Doch die wirklich spannende Frage dreht sich natürlich um das Duell Gordon/Keselowski. Kann Jeff Gordon sein Pech (Zweiter in Martinsville, nur 29. in Texas, nachdem er kurz vor dem Sieg stand) in Phoenix abschütteln? Kann Keselowski die 312 Runden zu Ende fahren? "An den Renntagen waren wir immer da", sagt der 30-Jährige. "Unser Team hält auch in diesen schwierigen Zeiten fest zusammen. Wir fahren mit erhobenem und fokussiertem Haupt nach Phoenix."


Gordon vs. Keselowski

In Talladega hat Keselowski eine ähnlich kritische Situation meistern können und kam eine Runde weiter. "Jetzt bin ich bereit für die nächste Herausforderung", versichert er und fügt fast ein wenig philosophisch-martialisch an: "In diesen Momenten zeigen große Teams, dass sie noch einmal zulegen können. Ich glaube, dass wir ein großes Team sind." Was er und seine Penske-Mannschaft in 312 kitzeligen Rennrunden unter vermutlich schwierigen Umständen unter Beweis stellen müssen. Es ist angerichtet für einen großartigen Wüstenthriller!

Motorvision live ab 20 Uhr

Weil auf der Meldeliste 44 Teilnehmer stehen, muss am Freitagabend nach der Qualifikation eine Mannschaft vorzeitig die Heimreise antreten. Erster Kandidat dafür ist vermutlich Clay Rogers, der zum dritten Mal in der Saison einen Beard-Chevrolet mit der Startnummer 75 qualifizieren will. In New Hampshire zog man die Meldung in letzter Sekunde zurück, in Richmond scheiterte man. Kandidat Nummer zwei ist Mike Bliss, der nach längerer Pause mal wieder einen dritten Baldwin-Chevrolet mit der 37 steuert.

Sonst noch neu im Vergleich zu Texas: Ty Dillon sitzt im Circle-Chevy mit der Startnummer 33 und ist damit quasi der vierte Childress-Chevrolet im Feld.

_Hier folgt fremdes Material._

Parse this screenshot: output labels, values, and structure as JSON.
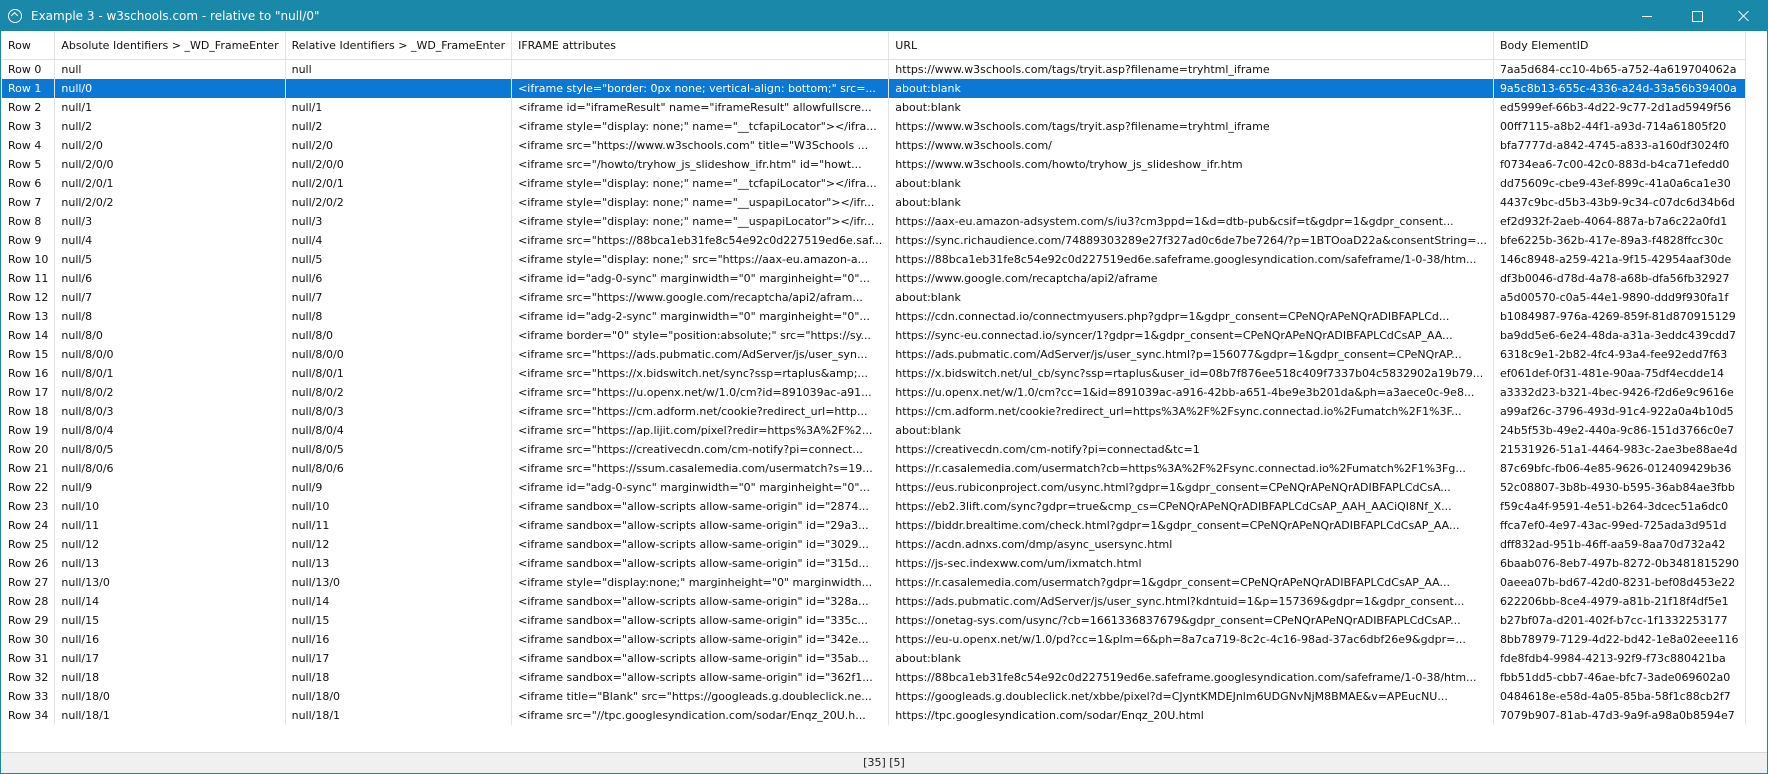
{
  "window": {
    "title": "Example 3 - w3schools.com - relative to \"null/0\"",
    "title_color": "#1a88a8"
  },
  "grid": {
    "columns": [
      "Row",
      "Absolute Identifiers > _WD_FrameEnter",
      "Relative Identifiers > _WD_FrameEnter",
      "IFRAME attributes",
      "URL",
      "Body ElementID"
    ],
    "selected_row": 1,
    "selected_color": "#0a78d4",
    "rows": [
      [
        "Row 0",
        "null",
        "null",
        "",
        "https://www.w3schools.com/tags/tryit.asp?filename=tryhtml_iframe",
        "7aa5d684-cc10-4b65-a752-4a619704062a"
      ],
      [
        "Row 1",
        "null/0",
        "",
        "<iframe style=\"border: 0px none; vertical-align: bottom;\" src=...",
        "about:blank",
        "9a5c8b13-655c-4336-a24d-33a56b39400a"
      ],
      [
        "Row 2",
        "null/1",
        "null/1",
        "<iframe id=\"iframeResult\" name=\"iframeResult\" allowfullscre...",
        "about:blank",
        "ed5999ef-66b3-4d22-9c77-2d1ad5949f56"
      ],
      [
        "Row 3",
        "null/2",
        "null/2",
        "<iframe style=\"display: none;\" name=\"__tcfapiLocator\"></ifra...",
        "https://www.w3schools.com/tags/tryit.asp?filename=tryhtml_iframe",
        "00ff7115-a8b2-44f1-a93d-714a61805f20"
      ],
      [
        "Row 4",
        "null/2/0",
        "null/2/0",
        "<iframe src=\"https://www.w3schools.com\" title=\"W3Schools ...",
        "https://www.w3schools.com/",
        "bfa7777d-a842-4745-a833-a160df3024f0"
      ],
      [
        "Row 5",
        "null/2/0/0",
        "null/2/0/0",
        "<iframe src=\"/howto/tryhow_js_slideshow_ifr.htm\" id=\"howt...",
        "https://www.w3schools.com/howto/tryhow_js_slideshow_ifr.htm",
        "f0734ea6-7c00-42c0-883d-b4ca71efedd0"
      ],
      [
        "Row 6",
        "null/2/0/1",
        "null/2/0/1",
        "<iframe style=\"display: none;\" name=\"__tcfapiLocator\"></ifra...",
        "about:blank",
        "dd75609c-cbe9-43ef-899c-41a0a6ca1e30"
      ],
      [
        "Row 7",
        "null/2/0/2",
        "null/2/0/2",
        "<iframe style=\"display: none;\" name=\"__uspapiLocator\"></ifr...",
        "about:blank",
        "4437c9bc-d5b3-43b9-9c34-c07dc6d34b6d"
      ],
      [
        "Row 8",
        "null/3",
        "null/3",
        "<iframe style=\"display: none;\" name=\"__uspapiLocator\"></ifr...",
        "https://aax-eu.amazon-adsystem.com/s/iu3?cm3ppd=1&d=dtb-pub&csif=t&gdpr=1&gdpr_consent...",
        "ef2d932f-2aeb-4064-887a-b7a6c22a0fd1"
      ],
      [
        "Row 9",
        "null/4",
        "null/4",
        "<iframe src=\"https://88bca1eb31fe8c54e92c0d227519ed6e.saf...",
        "https://sync.richaudience.com/74889303289e27f327ad0c6de7be7264/?p=1BTOoaD22a&consentString=...",
        "bfe6225b-362b-417e-89a3-f4828ffcc30c"
      ],
      [
        "Row 10",
        "null/5",
        "null/5",
        "<iframe style=\"display: none;\" src=\"https://aax-eu.amazon-a...",
        "https://88bca1eb31fe8c54e92c0d227519ed6e.safeframe.googlesyndication.com/safeframe/1-0-38/htm...",
        "146c8948-a259-421a-9f15-42954aaf30de"
      ],
      [
        "Row 11",
        "null/6",
        "null/6",
        "<iframe id=\"adg-0-sync\" marginwidth=\"0\" marginheight=\"0\"...",
        "https://www.google.com/recaptcha/api2/aframe",
        "df3b0046-d78d-4a78-a68b-dfa56fb32927"
      ],
      [
        "Row 12",
        "null/7",
        "null/7",
        "<iframe src=\"https://www.google.com/recaptcha/api2/afram...",
        "about:blank",
        "a5d00570-c0a5-44e1-9890-ddd9f930fa1f"
      ],
      [
        "Row 13",
        "null/8",
        "null/8",
        "<iframe id=\"adg-2-sync\" marginwidth=\"0\" marginheight=\"0\"...",
        "https://cdn.connectad.io/connectmyusers.php?gdpr=1&gdpr_consent=CPeNQrAPeNQrADIBFAPLCd...",
        "b1084987-976a-4269-859f-81d870915129"
      ],
      [
        "Row 14",
        "null/8/0",
        "null/8/0",
        "<iframe border=\"0\" style=\"position:absolute;\" src=\"https://sy...",
        "https://sync-eu.connectad.io/syncer/1?gdpr=1&gdpr_consent=CPeNQrAPeNQrADIBFAPLCdCsAP_AA...",
        "ba9dd5e6-6e24-48da-a31a-3eddc439cdd7"
      ],
      [
        "Row 15",
        "null/8/0/0",
        "null/8/0/0",
        "<iframe src=\"https://ads.pubmatic.com/AdServer/js/user_syn...",
        "https://ads.pubmatic.com/AdServer/js/user_sync.html?p=156077&gdpr=1&gdpr_consent=CPeNQrAP...",
        "6318c9e1-2b82-4fc4-93a4-fee92edd7f63"
      ],
      [
        "Row 16",
        "null/8/0/1",
        "null/8/0/1",
        "<iframe src=\"https://x.bidswitch.net/sync?ssp=rtaplus&amp;...",
        "https://x.bidswitch.net/ul_cb/sync?ssp=rtaplus&user_id=08b7f876ee518c409f7337b04c5832902a19b79...",
        "ef061def-0f31-481e-90aa-75df4ecdde14"
      ],
      [
        "Row 17",
        "null/8/0/2",
        "null/8/0/2",
        "<iframe src=\"https://u.openx.net/w/1.0/cm?id=891039ac-a91...",
        "https://u.openx.net/w/1.0/cm?cc=1&id=891039ac-a916-42bb-a651-4be9e3b201da&ph=a3aece0c-9e8...",
        "a3332d23-b321-4bec-9426-f2d6e9c9616e"
      ],
      [
        "Row 18",
        "null/8/0/3",
        "null/8/0/3",
        "<iframe src=\"https://cm.adform.net/cookie?redirect_url=http...",
        "https://cm.adform.net/cookie?redirect_url=https%3A%2F%2Fsync.connectad.io%2Fumatch%2F1%3F...",
        "a99af26c-3796-493d-91c4-922a0a4b10d5"
      ],
      [
        "Row 19",
        "null/8/0/4",
        "null/8/0/4",
        "<iframe src=\"https://ap.lijit.com/pixel?redir=https%3A%2F%2...",
        "about:blank",
        "24b5f53b-49e2-440a-9c86-151d3766c0e7"
      ],
      [
        "Row 20",
        "null/8/0/5",
        "null/8/0/5",
        "<iframe src=\"https://creativecdn.com/cm-notify?pi=connect...",
        "https://creativecdn.com/cm-notify?pi=connectad&tc=1",
        "21531926-51a1-4464-983c-2ae3be88ae4d"
      ],
      [
        "Row 21",
        "null/8/0/6",
        "null/8/0/6",
        "<iframe src=\"https://ssum.casalemedia.com/usermatch?s=19...",
        "https://r.casalemedia.com/usermatch?cb=https%3A%2F%2Fsync.connectad.io%2Fumatch%2F1%3Fg...",
        "87c69bfc-fb06-4e85-9626-012409429b36"
      ],
      [
        "Row 22",
        "null/9",
        "null/9",
        "<iframe id=\"adg-0-sync\" marginwidth=\"0\" marginheight=\"0\"...",
        "https://eus.rubiconproject.com/usync.html?gdpr=1&gdpr_consent=CPeNQrAPeNQrADIBFAPLCdCsA...",
        "52c08807-3b8b-4930-b595-36ab84ae3fbb"
      ],
      [
        "Row 23",
        "null/10",
        "null/10",
        "<iframe sandbox=\"allow-scripts allow-same-origin\" id=\"2874...",
        "https://eb2.3lift.com/sync?gdpr=true&cmp_cs=CPeNQrAPeNQrADIBFAPLCdCsAP_AAH_AACiQI8Nf_X...",
        "f59c4a4f-9591-4e51-b264-3dcec51a6dc0"
      ],
      [
        "Row 24",
        "null/11",
        "null/11",
        "<iframe sandbox=\"allow-scripts allow-same-origin\" id=\"29a3...",
        "https://biddr.brealtime.com/check.html?gdpr=1&gdpr_consent=CPeNQrAPeNQrADIBFAPLCdCsAP_AA...",
        "ffca7ef0-4e97-43ac-99ed-725ada3d951d"
      ],
      [
        "Row 25",
        "null/12",
        "null/12",
        "<iframe sandbox=\"allow-scripts allow-same-origin\" id=\"3029...",
        "https://acdn.adnxs.com/dmp/async_usersync.html",
        "dff832ad-951b-46ff-aa59-8aa70d732a42"
      ],
      [
        "Row 26",
        "null/13",
        "null/13",
        "<iframe sandbox=\"allow-scripts allow-same-origin\" id=\"315d...",
        "https://js-sec.indexww.com/um/ixmatch.html",
        "6baab076-8eb7-497b-8272-0b3481815290"
      ],
      [
        "Row 27",
        "null/13/0",
        "null/13/0",
        "<iframe style=\"display:none;\" marginheight=\"0\" marginwidth...",
        "https://r.casalemedia.com/usermatch?gdpr=1&gdpr_consent=CPeNQrAPeNQrADIBFAPLCdCsAP_AA...",
        "0aeea07b-bd67-42d0-8231-bef08d453e22"
      ],
      [
        "Row 28",
        "null/14",
        "null/14",
        "<iframe sandbox=\"allow-scripts allow-same-origin\" id=\"328a...",
        "https://ads.pubmatic.com/AdServer/js/user_sync.html?kdntuid=1&p=157369&gdpr=1&gdpr_consent...",
        "622206bb-8ce4-4979-a81b-21f18f4df5e1"
      ],
      [
        "Row 29",
        "null/15",
        "null/15",
        "<iframe sandbox=\"allow-scripts allow-same-origin\" id=\"335c...",
        "https://onetag-sys.com/usync/?cb=1661336837679&gdpr_consent=CPeNQrAPeNQrADIBFAPLCdCsAP...",
        "b27bf07a-d201-402f-b7cc-1f1332253177"
      ],
      [
        "Row 30",
        "null/16",
        "null/16",
        "<iframe sandbox=\"allow-scripts allow-same-origin\" id=\"342e...",
        "https://eu-u.openx.net/w/1.0/pd?cc=1&plm=6&ph=8a7ca719-8c2c-4c16-98ad-37ac6dbf26e9&gdpr=...",
        "8bb78979-7129-4d22-bd42-1e8a02eee116"
      ],
      [
        "Row 31",
        "null/17",
        "null/17",
        "<iframe sandbox=\"allow-scripts allow-same-origin\" id=\"35ab...",
        "about:blank",
        "fde8fdb4-9984-4213-92f9-f73c880421ba"
      ],
      [
        "Row 32",
        "null/18",
        "null/18",
        "<iframe sandbox=\"allow-scripts allow-same-origin\" id=\"362f1...",
        "https://88bca1eb31fe8c54e92c0d227519ed6e.safeframe.googlesyndication.com/safeframe/1-0-38/htm...",
        "fbb51dd5-cbb7-46ae-bfc7-3ade069602a0"
      ],
      [
        "Row 33",
        "null/18/0",
        "null/18/0",
        "<iframe title=\"Blank\" src=\"https://googleads.g.doubleclick.ne...",
        "https://googleads.g.doubleclick.net/xbbe/pixel?d=CJyntKMDEJnlm6UDGNvNjM8BMAE&v=APEucNU...",
        "0484618e-e58d-4a05-85ba-58f1c88cb2f7"
      ],
      [
        "Row 34",
        "null/18/1",
        "null/18/1",
        "<iframe src=\"//tpc.googlesyndication.com/sodar/Enqz_20U.h...",
        "https://tpc.googlesyndication.com/sodar/Enqz_20U.html",
        "7079b907-81ab-47d3-9a9f-a98a0b8594e7"
      ]
    ]
  },
  "statusbar": {
    "text": "[35] [5]"
  }
}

Für den jüngeren Dillon-Bruder ist es nach Atlanta der zweite Sprint-Cup-Einsatz seiner Karriere. Mike Wallace übernimmt einmal mehr den Waltrip-Toyota mit der 66, den in Texas noch Rookie Brett Moffitt steuerte. Ein echtes Heimrennen hat der in Phoenix geborene J.J. Yeley im BK-Toyota mit der Startnummer 83.

Phoenix

Das Ein-Meilen-Oval von Phoenix: Wer schafft es nach Homestead? Zoom

Auch in der Wüste von Arizona sehen die Zuschauer am Wochenende wieder einen Triple-Header. In der Nacht von Freitag auf Samstag fahren die NASCAR-Trucks, am Samstagabend kann Shooting-Star Chase Elliott den Nationwide-Titel vorzeitig gewinnen. Der vermutlich wieder hochdramatische Sprint-Cup-Sonntag beginnt um 20:00 Uhr live auf 'Motorvision TV'. In der Kommentatorenkabine nehmen wieder Stefan Heinrich und Pete Fink Platz. Nach dieser Schlacht steht fest, wer in Homestead um den Titel fahren kann.

Der Zeitplan von Phoenix:

Freitag:
19:30 - 21:00 Uhr: Erstes Freies Training

Samstag:
ab 00:45 Uhr: Qualifikation
ab 02:30 Uhr: Truck-Rennen
17:30 - 18:20: Zweites Freies Training
20:30 - 21:20: Abschlusstraining
ab 22:00 Uhr: Nationwide-Rennen

Sonntag:
ab 20:00 Uhr: Quicken Loans for Heroes 500k (live auf Motorvision TV)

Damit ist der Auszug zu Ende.